Rapid Environmental Assessment: Cyclones and flooding in Madagascar


Table of Contents

Executive summary

1. Introduction


The Madagascar cyclone season 2006-2007

This report

2. Assessment methodology

3. Assessment results

a. Potential environmental emergencies

b. Environmental concerns for the recovery phase

4. Recommendations

Annex: Profile of Potential Environmental Risks

Executive summary

Madagascar experienced an exceptional number of cyclones and tropical storms during the 2006-2007 cyclone season. Seven tropical cyclones either made a direct landfall and/or influenced precipitation levels and patterns on the island. The last two cyclones alone affected an estimated 190,000 people and killed 150. In response to a request of the Malagasy Government, an United Nations Disaster Assessment and Coordination (UNDAC) team was deployed to the country from 9-23 April 2007.
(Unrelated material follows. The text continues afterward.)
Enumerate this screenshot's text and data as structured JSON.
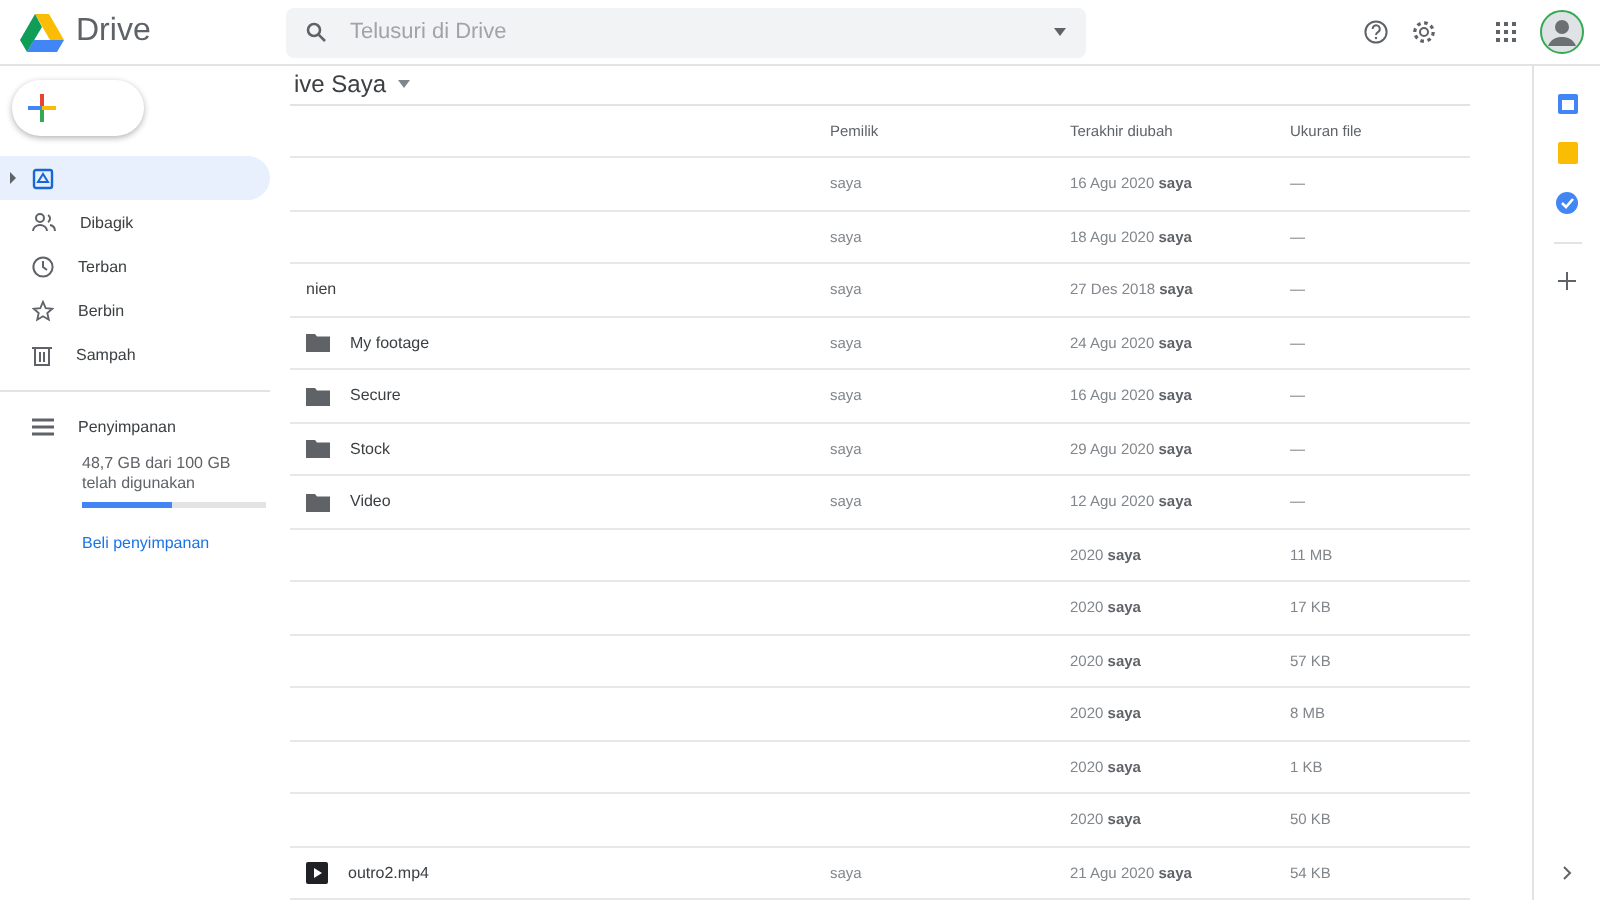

Because of concerns about the environmental impact of the cyclones and associated floods, the Joint UNEP/OCHA Environment Unit, in close collaboration with OCHA's Field Coordination Support Section (FCSS), provided an environmental expert as an associate member to the UNDAC team. This expert, from the United Nations Environment Programme (UNEP), was tasked to undertake a Rapid Environmental Assessment (REA) to identify any urgent and life threatening secondary environmental impacts and risks. The major conclusion of the Rapid Environmental Assessment is that no immediate environmental impacts on and risks to human health were identified.

The series of cyclones/tropical storms experienced during this cyclone season, however, have had a substantial cumulative impact on the environment and community livelihoods in the areas affected. In the medium-term, this is likely to result in increased environmental degradation, particularly in the form of soil erosion. In addition, the high winds and storm surges associated with the cyclones have adversely affected fragile ecosystems, such as coastal forests, mangroves and coral reefs that are particularly vulnerable to cyclone damage.

A chronic problem that was aggravated by the flooding concerns the levels of biological (mainly faecal) contamination of wells for drinking water. Poor hygienic conditions and limited resources for water and sanitation underlie this situation. The most significant environmental impact of this year's cyclone season, however, will be the crop losses during the current agricultural season, which will have consequences for human welfare and livelihoods. In the medium-term (6-12 months), an increase in human pressures on natural resources is likely, particularly on forests and coral reefs, including those in protected areas. Degradation processes will probably accelerate, especially those associated with land degradation and soil erosion.

This report recommends that urgent attention be paid to the issue of polluted drinking water wells that has been aggravated by the disaster. In conclusion, the report makes a number of recommendations for consideration and inclusion in the recovery phase.